Bayesian Robust Tensor Factorization for Incomplete Multiway Data

TL;DR

This paper introduces a Bayesian model for robust tensor factorization that effectively handles missing data and outliers, automatically determines model complexity, and scales efficiently to large datasets.

Contribution

It presents a novel Bayesian framework for tensor factorization that automatically infers tensor rank and sparsity, improving robustness and scalability over existing methods.

Findings

Outperforms state-of-the-art algorithms on synthetic and real datasets.

Automatically discovers the true tensor rank and outlier sparsity.

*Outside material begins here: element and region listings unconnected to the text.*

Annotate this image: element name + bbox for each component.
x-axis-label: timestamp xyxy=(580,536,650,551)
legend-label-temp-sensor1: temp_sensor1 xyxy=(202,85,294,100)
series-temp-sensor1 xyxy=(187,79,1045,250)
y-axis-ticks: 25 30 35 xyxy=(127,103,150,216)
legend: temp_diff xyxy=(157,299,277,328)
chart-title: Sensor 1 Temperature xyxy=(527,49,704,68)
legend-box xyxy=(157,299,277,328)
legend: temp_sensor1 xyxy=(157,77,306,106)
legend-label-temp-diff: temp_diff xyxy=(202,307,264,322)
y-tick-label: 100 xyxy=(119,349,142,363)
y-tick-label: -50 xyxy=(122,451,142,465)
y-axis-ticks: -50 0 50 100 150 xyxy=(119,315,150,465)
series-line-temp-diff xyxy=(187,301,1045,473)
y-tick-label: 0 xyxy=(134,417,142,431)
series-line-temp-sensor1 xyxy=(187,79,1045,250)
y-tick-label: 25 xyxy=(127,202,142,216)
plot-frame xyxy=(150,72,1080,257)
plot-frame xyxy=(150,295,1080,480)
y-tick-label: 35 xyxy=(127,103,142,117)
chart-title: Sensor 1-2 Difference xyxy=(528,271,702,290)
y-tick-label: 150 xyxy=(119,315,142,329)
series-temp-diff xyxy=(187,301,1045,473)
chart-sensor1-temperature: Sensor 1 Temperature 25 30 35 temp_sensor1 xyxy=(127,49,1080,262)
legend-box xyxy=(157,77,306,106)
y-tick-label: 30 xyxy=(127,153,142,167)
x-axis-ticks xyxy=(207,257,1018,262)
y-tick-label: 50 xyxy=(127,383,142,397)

Scales linearly with data size and prevents overfitting.

Abstract

We propose a generative model for robust tensor factorization in the presence of both missing data and outliers. The objective is to explicitly infer the underlying low-CP-rank tensor capturing the global information and a sparse tensor capturing the local information (also considered as outliers), thus providing the robust predictive distribution over missing entries. The low-CP-rank tensor is modeled by multilinear interactions between multiple latent factors on which the column sparsity is enforced by a hierarchical prior, while the sparse tensor is modeled by a hierarchical view of Student-$t$ distribution that associates an individual hyperparameter with each element independently. For model learning, we develop an efficient closed-form variational inference under a fully Bayesian treatment, which can effectively prevent the overfitting problem and scales linearly with data size. In contrast to existing related works, our method can perform model selection automatically and implicitly without need of tuning parameters. More specifically, it can discover the groundtruth of CP rank and automatically adapt the sparsity inducing priors to various types of outliers. In addition, the tradeoff between the low-rank approximation and the sparse representation can be optimized in the sense of maximum model evidence. The extensive experiments and comparisons with many state-of-the-art algorithms on both synthetic and real-world datasets demonstrate the superiorities of our method from several perspectives.